Internet service companies are getting close to establishing a nonprofit organization to monitor the pipes of about 20 members, in an effort to keep Internet Protocol networks critical for national security up and running at all times.
Managed services firm Genuity, Web hoster Conxion and the Internet Operators Group, an industry consortium, are setting up the self-monitoring agency, which would share information with the National Infrastructure Protection Center.
Members are expected to pay about $7,000 per year to participate, and in return will receive advance warning of events that could impact their companies operations. The group is close to picking a contractor to administer the actual monitoring functions.
“Id like to get it done by the end of 2001, but I dont know what kind of contingencies we are looking at once we get into the finer details,” said Kelly Cooper, the Genuity Internet security engineer who is coordinating the nonprofits launch on behalf of his company.
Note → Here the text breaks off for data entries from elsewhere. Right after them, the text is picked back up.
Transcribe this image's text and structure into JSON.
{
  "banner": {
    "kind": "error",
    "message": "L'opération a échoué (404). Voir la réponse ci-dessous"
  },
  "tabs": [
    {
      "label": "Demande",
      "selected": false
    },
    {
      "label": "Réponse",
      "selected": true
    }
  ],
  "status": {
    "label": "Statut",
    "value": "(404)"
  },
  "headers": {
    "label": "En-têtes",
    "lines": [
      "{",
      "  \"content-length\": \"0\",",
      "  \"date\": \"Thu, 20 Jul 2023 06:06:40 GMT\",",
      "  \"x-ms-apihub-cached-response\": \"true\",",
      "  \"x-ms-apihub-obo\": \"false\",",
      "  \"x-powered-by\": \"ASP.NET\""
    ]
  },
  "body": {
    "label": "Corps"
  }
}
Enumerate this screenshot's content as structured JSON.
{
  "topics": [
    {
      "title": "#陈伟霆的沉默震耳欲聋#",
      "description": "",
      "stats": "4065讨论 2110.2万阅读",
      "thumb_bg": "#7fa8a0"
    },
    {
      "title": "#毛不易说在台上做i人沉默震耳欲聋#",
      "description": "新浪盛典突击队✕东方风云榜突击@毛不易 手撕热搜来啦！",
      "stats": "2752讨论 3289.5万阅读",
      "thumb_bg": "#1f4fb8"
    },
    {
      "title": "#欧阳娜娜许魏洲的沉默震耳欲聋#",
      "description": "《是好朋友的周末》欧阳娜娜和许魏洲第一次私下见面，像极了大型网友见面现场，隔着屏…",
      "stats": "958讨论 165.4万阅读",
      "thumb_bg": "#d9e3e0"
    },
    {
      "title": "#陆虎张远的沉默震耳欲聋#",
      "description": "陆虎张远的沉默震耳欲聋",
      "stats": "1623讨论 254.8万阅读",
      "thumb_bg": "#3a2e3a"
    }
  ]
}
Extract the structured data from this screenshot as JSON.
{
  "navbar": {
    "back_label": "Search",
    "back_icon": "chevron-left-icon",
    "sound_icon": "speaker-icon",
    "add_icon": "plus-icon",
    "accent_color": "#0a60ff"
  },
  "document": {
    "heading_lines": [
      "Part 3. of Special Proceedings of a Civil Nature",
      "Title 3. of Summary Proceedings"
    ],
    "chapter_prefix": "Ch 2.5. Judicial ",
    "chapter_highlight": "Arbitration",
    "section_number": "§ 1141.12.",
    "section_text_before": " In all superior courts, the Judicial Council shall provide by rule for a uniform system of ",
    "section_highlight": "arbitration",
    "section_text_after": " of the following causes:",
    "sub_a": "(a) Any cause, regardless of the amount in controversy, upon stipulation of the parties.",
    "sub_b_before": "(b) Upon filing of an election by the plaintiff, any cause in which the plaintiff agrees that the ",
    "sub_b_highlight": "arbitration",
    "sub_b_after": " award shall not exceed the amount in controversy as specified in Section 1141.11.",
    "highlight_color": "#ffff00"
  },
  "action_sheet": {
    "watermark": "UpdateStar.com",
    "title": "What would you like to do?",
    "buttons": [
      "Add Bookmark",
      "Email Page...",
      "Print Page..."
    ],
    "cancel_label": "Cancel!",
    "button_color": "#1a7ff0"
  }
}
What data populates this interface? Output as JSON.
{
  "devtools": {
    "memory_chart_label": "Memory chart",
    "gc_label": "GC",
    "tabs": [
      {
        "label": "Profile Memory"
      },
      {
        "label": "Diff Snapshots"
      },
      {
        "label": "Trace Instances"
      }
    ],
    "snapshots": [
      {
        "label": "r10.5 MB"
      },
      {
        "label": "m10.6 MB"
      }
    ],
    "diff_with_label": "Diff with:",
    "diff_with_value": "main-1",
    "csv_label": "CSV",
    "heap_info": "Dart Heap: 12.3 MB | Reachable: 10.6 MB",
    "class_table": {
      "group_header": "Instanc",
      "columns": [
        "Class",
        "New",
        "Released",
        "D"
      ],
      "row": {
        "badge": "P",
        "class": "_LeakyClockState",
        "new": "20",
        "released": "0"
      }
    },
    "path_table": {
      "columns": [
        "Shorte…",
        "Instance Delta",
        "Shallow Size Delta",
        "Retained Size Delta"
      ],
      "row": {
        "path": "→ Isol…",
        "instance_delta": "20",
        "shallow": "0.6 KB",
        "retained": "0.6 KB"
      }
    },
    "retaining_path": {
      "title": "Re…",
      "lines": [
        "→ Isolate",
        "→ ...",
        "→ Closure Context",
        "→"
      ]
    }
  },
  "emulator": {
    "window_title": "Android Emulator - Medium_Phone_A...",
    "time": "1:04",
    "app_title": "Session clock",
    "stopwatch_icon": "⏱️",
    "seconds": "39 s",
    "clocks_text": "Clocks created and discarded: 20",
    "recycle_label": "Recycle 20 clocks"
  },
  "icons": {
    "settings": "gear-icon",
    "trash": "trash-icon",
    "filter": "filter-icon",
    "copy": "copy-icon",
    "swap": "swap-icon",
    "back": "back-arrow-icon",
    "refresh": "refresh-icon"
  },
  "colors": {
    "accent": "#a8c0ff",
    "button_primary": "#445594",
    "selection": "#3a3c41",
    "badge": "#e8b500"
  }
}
The new organization is expected to take the form of an Information Sharing and Analysis Center (ISAC), a format proposed by former President Bill Clinton in a 1998 directive. Such centers are supposed to act as a “mechanism for gathering, analyzing, appropriately sanitizing and disseminating private-sector information . . . for sharing important information about vulnerabilities, threats, intrusions and anomalies.”
A few ISACs — for the energy, oil and telecommunications industries — have already been established. More have been proposed for the aerospace, defense, railroad and water industries.
The contractor for the ISPs project is expected to have bicoastal network operations centers and be familiar with the type of requirements that running an ISAC might entail, Genuitys Cooper said.
Varied Membership
“Names of contractors? Global Integrity [now Predictive Systems] and Internet Security Systems are supporting some of the ISACs,” noted Bernie Farrell, manager at the National Coordinating Center for Telecommunications.
Organizers want the ISAC to have at least 20 members, and to include companies other than ISPs — such as large long-haul carriers, Web hosters and access companies, according to Ira Richar, executive director at the Internet Operators Group.
It is still not clear how popular the initiative will be with the IP services industry. Cooper pitched the idea at a recent gathering of the North American Network Operators Group, but doesnt have any formal feedback yet.
Some participants said the idea for such a body came from participating in the Information Coordination Center initiative while monitoring global networks for signs of the year-2000 (Y2K) bug, a crisis that failed to materialize.
“Some of the same people that participated with IOPS [the Internet Operators Group] in the Y2K effort are now considering this ISAC,” said Conxion Chairman and CEO Antonio Salerno, who is also involved in the launch of the new organization.